Destaque-se que a jurisprudência atual do C. Supremo Tribunal Federal tem analisado a justa causa, dividindo-a em 03 (três) aspectos que necessariamente devem concorrer no caso concreto para que seja válida a existência de processo penal em trâmite contra determinado acusado: (a) tipicidade, (b) punibilidade e (c) viabilidade. Nesse diapasão, a justa causa exigiria, para o recebimento da inicial acusatória, para a instauração de relação processual e para o processamento propriamente dito da ação penal, a adequação da conduta a um dado tipo penal, conduta esta que deve ser punível (vale dizer, não deve haver qualquer causa extintiva da punibilidade do agente) e deve haver um mínimo probatório a indicar quem seria o autor do fato típico. Nesse sentido:

AGRAVO REGIMENTAL EM HABEAS CORPUS. VIOLAÇÃO SEXUAL MEDIANTE FRAUDE (ART. 215 DO CÓDIGO PENAL). EXTINÇÃO ANÔMOLA DA AÇÃO PENAL. QUESTÕES DE MÉRITO QUE DEVEM SER DECIDIDAS PELO JUIZ NATURAL DA CAUSA. PRECEDENTES. 1. A justa causa é exigência legal para o recebimento da denúncia, instauração e processamento da ação penal, nos termos do artigo 395, III, do Código de Processo Penal, e consubstancia-se pela somatória de três componentes essenciais: (a) TIPICIDADE (adequação de uma conduta fática a um tipo penal); (b) PUNIBILIDADE (além de típica, a conduta precisa ser punível, ou seja, não existir quaisquer das causas extintivas da punibilidade); e (c) VIABILIDADE (existência de fundados indícios de autoria). 2. Esses três componentes estão presentes na denúncia ofertada pelo Ministério Público, que, nos termos do artigo 41 do CPP, apontou a exposição do fato criminoso, com todas as suas circunstâncias, a qualificação do acusado e a classificação do crime. 3. A análise das questões fáticas suscitadas pela defesa, de forma a infirmar o entendimento da instância ordinária, demandaria o reexame do conjunto fático-probatório, providência incompatível com esta via processual. 4. Agravo regimental a que se nega provimento. (STF, HC 144343 AgR, Rel. Min. ALEXANDRE DE MORAES, Primeira Turma, julgado em 25.08.2017, processo eletrônico DJE-204 divulg 08.09.2017 public 11.09.2017)
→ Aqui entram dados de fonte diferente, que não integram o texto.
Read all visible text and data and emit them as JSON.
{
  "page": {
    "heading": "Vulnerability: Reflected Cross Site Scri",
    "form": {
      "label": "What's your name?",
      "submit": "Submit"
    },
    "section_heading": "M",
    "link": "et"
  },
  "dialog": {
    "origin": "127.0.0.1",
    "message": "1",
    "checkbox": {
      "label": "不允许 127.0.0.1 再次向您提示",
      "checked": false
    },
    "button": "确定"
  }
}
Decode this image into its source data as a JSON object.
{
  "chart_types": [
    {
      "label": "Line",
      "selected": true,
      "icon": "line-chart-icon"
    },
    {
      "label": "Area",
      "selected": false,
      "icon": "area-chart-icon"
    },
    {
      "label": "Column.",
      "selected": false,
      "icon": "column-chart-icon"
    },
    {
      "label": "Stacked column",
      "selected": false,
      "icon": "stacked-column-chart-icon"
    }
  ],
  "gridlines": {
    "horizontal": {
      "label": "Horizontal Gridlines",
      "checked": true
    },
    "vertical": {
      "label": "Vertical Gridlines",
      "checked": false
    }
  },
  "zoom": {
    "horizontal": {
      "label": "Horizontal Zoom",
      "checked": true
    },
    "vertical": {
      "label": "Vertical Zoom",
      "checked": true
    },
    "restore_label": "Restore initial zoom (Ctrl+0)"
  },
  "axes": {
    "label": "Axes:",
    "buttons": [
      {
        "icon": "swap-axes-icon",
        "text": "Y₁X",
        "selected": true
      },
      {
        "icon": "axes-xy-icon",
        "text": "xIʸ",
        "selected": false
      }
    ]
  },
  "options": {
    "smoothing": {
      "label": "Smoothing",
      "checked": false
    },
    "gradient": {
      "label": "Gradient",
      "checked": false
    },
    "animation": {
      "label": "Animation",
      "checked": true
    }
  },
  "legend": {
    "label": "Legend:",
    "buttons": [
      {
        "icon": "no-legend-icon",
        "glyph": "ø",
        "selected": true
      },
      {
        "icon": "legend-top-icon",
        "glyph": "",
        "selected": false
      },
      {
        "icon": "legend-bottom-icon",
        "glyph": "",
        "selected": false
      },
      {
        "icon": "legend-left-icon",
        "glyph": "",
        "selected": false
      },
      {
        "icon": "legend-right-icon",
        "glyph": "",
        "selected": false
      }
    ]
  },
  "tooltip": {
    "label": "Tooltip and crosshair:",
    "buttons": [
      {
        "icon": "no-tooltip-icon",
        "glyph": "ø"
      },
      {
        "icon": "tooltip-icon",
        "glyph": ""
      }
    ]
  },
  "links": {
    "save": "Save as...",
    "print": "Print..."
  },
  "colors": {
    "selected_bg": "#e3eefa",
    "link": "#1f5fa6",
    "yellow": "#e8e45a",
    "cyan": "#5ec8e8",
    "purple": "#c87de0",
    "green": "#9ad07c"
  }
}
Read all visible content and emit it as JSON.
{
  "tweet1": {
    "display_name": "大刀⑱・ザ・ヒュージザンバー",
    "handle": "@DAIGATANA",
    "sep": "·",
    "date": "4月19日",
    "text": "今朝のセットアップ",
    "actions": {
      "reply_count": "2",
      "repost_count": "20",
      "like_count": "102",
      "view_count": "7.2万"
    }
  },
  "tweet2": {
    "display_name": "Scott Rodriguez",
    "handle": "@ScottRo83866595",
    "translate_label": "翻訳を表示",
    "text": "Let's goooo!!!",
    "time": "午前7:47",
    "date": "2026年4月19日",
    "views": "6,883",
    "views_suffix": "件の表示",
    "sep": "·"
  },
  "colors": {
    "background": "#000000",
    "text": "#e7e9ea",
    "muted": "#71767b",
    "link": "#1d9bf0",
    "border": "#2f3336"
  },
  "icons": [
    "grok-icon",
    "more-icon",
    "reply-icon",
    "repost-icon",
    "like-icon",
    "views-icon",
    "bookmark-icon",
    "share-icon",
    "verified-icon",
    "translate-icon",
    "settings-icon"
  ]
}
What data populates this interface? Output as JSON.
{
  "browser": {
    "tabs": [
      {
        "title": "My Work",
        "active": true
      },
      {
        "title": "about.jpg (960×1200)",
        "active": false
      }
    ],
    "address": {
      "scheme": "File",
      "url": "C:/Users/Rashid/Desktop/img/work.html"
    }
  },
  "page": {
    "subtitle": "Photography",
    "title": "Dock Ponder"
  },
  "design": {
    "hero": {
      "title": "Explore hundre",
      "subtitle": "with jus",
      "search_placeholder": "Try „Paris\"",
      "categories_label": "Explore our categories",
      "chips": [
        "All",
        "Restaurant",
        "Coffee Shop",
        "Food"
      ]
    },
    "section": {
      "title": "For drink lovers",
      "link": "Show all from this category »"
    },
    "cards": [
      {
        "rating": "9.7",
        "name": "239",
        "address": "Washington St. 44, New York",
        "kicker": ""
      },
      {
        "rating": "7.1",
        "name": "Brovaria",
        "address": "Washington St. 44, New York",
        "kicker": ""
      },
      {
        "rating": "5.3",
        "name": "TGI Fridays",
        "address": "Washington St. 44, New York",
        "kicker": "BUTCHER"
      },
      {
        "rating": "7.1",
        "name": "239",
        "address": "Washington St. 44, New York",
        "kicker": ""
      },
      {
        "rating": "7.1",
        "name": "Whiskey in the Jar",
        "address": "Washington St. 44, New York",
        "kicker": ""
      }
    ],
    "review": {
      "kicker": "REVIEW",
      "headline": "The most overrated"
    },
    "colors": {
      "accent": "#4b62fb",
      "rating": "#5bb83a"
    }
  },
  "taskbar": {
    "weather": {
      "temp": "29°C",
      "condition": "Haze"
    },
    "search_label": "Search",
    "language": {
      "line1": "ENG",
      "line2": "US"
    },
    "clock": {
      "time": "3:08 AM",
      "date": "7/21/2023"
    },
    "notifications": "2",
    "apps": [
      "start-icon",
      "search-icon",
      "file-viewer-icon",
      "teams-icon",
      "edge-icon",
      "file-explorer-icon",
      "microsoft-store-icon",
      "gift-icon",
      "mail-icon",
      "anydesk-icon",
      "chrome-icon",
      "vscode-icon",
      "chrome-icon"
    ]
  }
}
Importante consignar que a rejeição da peça acusatória (ou mesmo a absolvição sumária do acusado) com base na inexistência de justa causa para a ação penal impõe que o julgador tenha formado sua convicção de maneira absoluta nesse sentido na justa medida em que defenestra a persecução penal antes do momento adequado à formação da culpa (qual seja, a instrução do processo-crime). Apesar de se exigir a não instauração de relação processual sem um lastro mínimo probatório (nos termos anteriormente tecidos), há que ser ressaltado que prevalece na fase do recebimento da denúncia (e também quando da aplicação das hipóteses de absolvição sumária, uma vez que o art. 397 do Código de Processo Penal aduz que somente haverá a absolvição sumária do acusado quando for manifesta a existência de causa excludente da ilicitude do fato ou de causa excludente da culpabilidade do agente ou quando o fato narrado evidentemente não constitui crime) o princípio do in dubio pro societate de modo que o magistrado deve sopesar essa exigência de lastro mínimo probatório imposto pelo ordenamento jurídico pátrio a ponto de não inviabilizar o jus accusationis estatal a perquirir prova plena da ocorrência de infração penal (tanto sob o aspecto da materialidade como sob o aspecto da autoria) - a respeito do exposto, vide a ementa que segue:

PROCESSO PENAL. RECURSO EM HABEAS CORPUS. ESTELIONATO MAJORADO, QUADRILHA OU BANDO, FALSIDADE IDEOLÓGICA E PREVARICAÇÃO. TRANCAMENTO DA AÇÃO PENAL. EXCEPCIONALIDADE NA VIA DO WRIT. DENÚNCIA QUE PREENCHE OS REQUISITOS DO ART. 41 DO CPP. CARÊNCIA DE JUSTA CAUSA PARA A PERSECUÇÃO PENAL. AUSÊNCIA DE DOLO. REVOLVIMENTO FÁTICO-PROBATÓRIO. IMPOSSIBILIDADE. ABSORÇÃO DOS CRIMES DE FALSIDADE IDEOLÓGICA PELO ESTELIONATO. TEMA NÃO DEBATIDO NO ACÓRDÃO RECORRIDO. INDEVIDA SUPRESSÃO DE INSTÂNCIA. RECURSO PARCIALMENTE CONHECIDO E, NESSA EXTENSÃO, NÃO PROVIDO. (...) 2. A rejeição da denúncia e a absolvição sumária do agente, por colocarem termo à persecução penal antes mesmo da formação da culpa, exigem que o julgador tenha convicção absoluta acerca da inexistência de justa causa para a ação penal. 3. Embora não se admita a instauração de processos temerários e levianos ou despidos de qualquer sustentáculo probatório, nessa fase processual deve ser privilegiado o princípio do in dubio pro societate. De igual modo, não se pode admitir que o julgador, em juízo de admissibilidade da acusação, termine por cercear o jus accusationis do Estado, salvo se manifestamente demonstrada a carência de justa causa para o exercício da ação penal. 4. A denúncia deve ser analisada de acordo com os requisitos exigidos pelos arts. 41 do Código de Processo Penal e 5º, LV, da CF/1988. Portanto, a peça acusatória deve conter a exposição do fato delituoso em toda a sua essência e com todas as suas circunstâncias, de maneira a individualizar o quanto possível a conduta imputada, bem como sua tipificação, com vistas a viabilizar a persecução penal e o exercício da ampla defesa e do contraditório pelo réu. (...) (STJ, RHC 40.260/AM, Rel. Min. RIBEIRO DANTAS, 5ª Turma, julgado em 12.09.2017, DJe 22.09.2017)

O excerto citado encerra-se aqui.